I have a standard NLS problem as follows:
$\ y=f(x)+v, v\sim \mathcal N (0,\sigma^2\Sigma)$
Here, $\Sigma$ is SPD, and $\sigma$ is unknown. If we knew the variance, I think the solution is pretty straight-forward (I may be wrong about this too). Namely, we just compute the log likelihood of our normally distributed function v, and since $\ v=y-f(x)$, we can plug it in to get the objective is to minimize $\ (y-f(x))^T \Sigma^{-1} (y-f(x))$
but I get confused when the $\sigma$ comes into play. I know that this is a maximum likelihood estimation problem, but I am not sure how to take what derivative to get a MLE estimate for $\sigma$ in this case.
Any pointers would be very helpful. Thanks!

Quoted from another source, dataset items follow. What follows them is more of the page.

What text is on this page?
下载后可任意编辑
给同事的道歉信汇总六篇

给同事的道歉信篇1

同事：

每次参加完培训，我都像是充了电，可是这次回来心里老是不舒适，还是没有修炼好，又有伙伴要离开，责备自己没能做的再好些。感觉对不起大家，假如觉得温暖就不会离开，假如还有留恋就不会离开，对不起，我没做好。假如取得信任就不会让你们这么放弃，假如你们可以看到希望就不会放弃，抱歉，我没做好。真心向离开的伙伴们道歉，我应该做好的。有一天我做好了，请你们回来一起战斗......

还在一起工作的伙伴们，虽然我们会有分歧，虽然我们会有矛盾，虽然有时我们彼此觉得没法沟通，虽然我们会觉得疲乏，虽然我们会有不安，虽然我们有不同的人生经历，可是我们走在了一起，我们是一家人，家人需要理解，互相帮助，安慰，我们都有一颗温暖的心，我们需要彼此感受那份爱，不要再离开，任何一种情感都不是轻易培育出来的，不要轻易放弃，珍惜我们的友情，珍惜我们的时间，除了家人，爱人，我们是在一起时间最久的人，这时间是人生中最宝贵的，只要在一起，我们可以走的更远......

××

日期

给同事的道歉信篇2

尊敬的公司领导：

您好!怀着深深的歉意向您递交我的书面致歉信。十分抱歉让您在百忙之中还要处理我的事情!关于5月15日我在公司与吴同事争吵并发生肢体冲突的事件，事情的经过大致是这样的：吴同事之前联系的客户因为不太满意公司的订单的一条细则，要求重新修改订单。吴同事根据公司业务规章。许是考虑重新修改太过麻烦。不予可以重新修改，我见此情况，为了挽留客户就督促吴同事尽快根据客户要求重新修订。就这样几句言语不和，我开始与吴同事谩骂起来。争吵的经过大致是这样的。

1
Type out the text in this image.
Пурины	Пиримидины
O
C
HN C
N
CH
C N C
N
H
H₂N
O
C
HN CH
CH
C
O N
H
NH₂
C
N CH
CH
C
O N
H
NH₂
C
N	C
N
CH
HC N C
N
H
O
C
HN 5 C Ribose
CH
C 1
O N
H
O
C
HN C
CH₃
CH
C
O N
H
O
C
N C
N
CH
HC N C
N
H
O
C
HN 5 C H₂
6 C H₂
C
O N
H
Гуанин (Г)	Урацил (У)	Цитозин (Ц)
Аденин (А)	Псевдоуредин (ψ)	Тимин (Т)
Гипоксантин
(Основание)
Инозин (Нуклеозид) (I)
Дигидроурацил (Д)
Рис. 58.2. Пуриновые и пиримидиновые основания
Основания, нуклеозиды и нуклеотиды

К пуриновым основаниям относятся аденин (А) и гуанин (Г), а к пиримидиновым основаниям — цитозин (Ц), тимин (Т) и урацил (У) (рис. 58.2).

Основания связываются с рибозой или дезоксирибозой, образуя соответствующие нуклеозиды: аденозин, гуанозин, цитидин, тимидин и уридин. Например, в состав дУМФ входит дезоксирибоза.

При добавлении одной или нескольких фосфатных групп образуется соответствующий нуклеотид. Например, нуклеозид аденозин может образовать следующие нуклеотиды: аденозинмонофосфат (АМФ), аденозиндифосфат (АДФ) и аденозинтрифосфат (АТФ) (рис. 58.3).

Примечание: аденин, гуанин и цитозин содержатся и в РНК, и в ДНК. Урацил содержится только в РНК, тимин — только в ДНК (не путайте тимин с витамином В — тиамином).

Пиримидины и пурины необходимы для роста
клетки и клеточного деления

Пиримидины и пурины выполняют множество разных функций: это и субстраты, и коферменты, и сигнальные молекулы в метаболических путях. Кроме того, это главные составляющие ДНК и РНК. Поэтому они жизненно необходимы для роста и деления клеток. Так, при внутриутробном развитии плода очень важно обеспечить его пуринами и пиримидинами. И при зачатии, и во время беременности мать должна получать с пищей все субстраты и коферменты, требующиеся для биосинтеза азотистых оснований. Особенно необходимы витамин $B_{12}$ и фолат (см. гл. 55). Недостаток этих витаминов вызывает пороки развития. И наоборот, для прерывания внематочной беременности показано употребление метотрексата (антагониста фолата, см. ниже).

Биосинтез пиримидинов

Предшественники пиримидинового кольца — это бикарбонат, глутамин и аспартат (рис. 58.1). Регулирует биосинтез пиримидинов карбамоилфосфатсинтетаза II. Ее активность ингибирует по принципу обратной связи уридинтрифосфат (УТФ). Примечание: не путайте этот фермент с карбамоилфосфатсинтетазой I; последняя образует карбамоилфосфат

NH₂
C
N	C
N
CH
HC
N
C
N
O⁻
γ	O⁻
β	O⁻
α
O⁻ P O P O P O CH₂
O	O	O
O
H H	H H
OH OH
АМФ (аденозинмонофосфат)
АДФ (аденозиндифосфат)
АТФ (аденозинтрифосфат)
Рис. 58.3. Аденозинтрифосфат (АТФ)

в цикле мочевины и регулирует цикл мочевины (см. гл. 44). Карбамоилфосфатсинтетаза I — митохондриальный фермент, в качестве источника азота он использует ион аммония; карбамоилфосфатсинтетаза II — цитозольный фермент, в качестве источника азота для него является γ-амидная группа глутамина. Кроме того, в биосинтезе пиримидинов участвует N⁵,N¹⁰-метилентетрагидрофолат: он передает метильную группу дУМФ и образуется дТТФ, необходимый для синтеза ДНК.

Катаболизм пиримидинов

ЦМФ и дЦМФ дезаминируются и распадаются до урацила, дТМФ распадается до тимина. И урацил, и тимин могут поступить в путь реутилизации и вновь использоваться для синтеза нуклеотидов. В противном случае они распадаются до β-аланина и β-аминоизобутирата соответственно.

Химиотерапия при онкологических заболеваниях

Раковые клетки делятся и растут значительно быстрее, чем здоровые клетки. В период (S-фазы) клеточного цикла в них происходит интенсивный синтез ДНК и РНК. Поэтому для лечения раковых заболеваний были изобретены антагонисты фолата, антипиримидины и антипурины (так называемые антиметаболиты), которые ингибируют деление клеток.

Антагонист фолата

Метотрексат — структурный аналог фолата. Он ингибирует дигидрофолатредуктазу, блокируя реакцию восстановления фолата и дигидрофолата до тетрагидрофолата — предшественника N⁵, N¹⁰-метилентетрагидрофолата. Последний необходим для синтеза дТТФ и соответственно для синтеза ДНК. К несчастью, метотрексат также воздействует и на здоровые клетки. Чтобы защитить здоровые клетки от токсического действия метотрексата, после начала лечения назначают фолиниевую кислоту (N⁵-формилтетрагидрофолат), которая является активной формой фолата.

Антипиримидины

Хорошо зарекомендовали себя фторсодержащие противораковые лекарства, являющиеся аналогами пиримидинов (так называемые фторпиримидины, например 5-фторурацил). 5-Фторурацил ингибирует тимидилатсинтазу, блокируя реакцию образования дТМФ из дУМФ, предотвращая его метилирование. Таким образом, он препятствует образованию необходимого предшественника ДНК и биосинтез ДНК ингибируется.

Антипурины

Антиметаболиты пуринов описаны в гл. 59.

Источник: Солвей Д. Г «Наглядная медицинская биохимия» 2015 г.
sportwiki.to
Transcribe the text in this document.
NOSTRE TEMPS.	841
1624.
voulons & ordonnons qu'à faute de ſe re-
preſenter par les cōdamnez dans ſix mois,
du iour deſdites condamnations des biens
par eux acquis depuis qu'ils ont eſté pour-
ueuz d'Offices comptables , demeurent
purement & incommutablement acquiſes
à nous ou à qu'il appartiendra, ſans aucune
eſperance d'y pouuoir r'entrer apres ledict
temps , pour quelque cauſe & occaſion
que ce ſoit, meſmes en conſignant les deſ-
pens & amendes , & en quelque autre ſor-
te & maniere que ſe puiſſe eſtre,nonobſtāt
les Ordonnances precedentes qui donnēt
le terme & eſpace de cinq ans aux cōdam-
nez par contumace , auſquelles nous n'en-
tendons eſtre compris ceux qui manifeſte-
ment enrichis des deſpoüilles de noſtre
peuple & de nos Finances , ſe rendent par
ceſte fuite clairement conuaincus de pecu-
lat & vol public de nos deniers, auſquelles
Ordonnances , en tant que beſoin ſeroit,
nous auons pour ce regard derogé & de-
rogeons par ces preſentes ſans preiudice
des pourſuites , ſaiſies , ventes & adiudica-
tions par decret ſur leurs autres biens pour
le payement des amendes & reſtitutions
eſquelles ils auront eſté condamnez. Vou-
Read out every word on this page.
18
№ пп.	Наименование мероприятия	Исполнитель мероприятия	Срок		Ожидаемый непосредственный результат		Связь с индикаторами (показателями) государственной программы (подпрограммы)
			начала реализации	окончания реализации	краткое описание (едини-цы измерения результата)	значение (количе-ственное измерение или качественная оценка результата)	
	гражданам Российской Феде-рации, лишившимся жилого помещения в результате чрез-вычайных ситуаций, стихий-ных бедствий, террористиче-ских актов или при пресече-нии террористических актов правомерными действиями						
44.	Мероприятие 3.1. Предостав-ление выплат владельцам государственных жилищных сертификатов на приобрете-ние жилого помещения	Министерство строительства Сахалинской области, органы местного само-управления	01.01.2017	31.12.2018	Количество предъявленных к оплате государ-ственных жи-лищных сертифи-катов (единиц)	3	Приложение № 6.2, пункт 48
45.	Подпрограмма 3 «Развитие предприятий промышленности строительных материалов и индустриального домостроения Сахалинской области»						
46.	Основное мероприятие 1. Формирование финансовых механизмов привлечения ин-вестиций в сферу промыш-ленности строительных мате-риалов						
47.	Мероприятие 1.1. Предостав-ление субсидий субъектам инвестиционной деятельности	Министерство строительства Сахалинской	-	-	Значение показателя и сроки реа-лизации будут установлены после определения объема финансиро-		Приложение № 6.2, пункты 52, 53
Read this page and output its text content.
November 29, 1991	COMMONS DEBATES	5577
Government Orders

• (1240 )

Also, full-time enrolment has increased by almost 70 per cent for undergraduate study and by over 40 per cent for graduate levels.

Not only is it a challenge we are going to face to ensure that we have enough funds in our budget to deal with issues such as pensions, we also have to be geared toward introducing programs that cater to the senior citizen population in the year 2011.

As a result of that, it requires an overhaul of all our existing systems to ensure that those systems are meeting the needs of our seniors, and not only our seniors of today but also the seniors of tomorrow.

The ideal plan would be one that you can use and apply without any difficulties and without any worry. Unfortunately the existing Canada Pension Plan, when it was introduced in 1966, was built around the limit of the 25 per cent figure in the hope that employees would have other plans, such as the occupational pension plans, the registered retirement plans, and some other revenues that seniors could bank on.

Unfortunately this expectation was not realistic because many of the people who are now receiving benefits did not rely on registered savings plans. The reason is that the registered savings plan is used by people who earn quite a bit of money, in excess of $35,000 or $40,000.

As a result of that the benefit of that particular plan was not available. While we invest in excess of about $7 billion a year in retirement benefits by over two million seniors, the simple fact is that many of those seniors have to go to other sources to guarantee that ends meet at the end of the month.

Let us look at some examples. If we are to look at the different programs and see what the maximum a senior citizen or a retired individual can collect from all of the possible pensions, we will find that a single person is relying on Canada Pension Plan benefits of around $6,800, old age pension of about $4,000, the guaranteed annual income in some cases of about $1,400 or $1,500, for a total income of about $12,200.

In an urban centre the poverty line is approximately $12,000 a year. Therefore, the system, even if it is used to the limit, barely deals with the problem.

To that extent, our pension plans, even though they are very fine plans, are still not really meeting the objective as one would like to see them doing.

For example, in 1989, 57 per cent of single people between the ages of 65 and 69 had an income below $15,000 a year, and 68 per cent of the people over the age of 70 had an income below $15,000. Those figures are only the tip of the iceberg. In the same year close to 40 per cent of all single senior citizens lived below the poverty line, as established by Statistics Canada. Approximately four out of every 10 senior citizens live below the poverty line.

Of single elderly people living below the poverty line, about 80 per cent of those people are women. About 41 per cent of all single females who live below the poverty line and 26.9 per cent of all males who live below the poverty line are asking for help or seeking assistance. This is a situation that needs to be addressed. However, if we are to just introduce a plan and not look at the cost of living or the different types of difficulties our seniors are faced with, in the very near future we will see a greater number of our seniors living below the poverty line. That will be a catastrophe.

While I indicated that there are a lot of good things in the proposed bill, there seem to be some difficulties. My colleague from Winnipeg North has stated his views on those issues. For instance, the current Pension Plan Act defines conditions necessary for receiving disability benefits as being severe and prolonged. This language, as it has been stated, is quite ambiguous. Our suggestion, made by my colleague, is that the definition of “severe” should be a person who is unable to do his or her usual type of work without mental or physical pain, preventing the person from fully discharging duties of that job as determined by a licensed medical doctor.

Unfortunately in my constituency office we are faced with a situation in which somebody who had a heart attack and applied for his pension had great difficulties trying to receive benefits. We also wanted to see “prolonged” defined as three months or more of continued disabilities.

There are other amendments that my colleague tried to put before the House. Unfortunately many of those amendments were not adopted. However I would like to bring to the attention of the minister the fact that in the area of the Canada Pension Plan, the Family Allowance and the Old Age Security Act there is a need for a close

According to the comments - i.e., the fact that $\Sigma$ is diagonal such that $\Sigma = diag(w_1,...,w_n)$, denote $\sigma^2 = \theta$,
$$ \mathcal{L}(\theta ; y_1,...,y_n) = (2 \pi)^{-k/2}|\Sigma|^{-1/2}\exp\{ - \frac{1}{2}(y-\mu)'\Sigma^{-1} ( y- \mu) \}\, $$ or $$ \mathcal{L}(\theta ; y_1,...,y_n) = (2 \pi)^{-n/2}(\theta^n\prod w_i)^{-1/2}\exp\{ - \frac{1}{2\theta}\sum_{i=1}^n\frac{1}{w_i}(y_i -\mu)^2 \}. $$ Hence, $$ \mathcal{l}(\theta ; y_1,...,y_n) \propto - \frac{n}{2}\ln\theta- \frac{1}{2\theta}\sum_{i=1}^n \frac{1}{w_i} (y_i - \mu)^2 , $$ by differentiating it w.r.t $\theta$ and reaarenging the equations you get $$ \hat{\sigma}^2=\hat{\theta} = \frac{1}{n}\sum_{i=1}^n\frac{1}{w_i} (y_i - \mu)^2\,. $$ You can easily verify that it indeed the Maximum LE of $\sigma^2$, and if you don't know $f(x)$, then just plug in $\hat{f}(x)$ instead of $\mu$. In addition, note that this is exactly a WLS problem.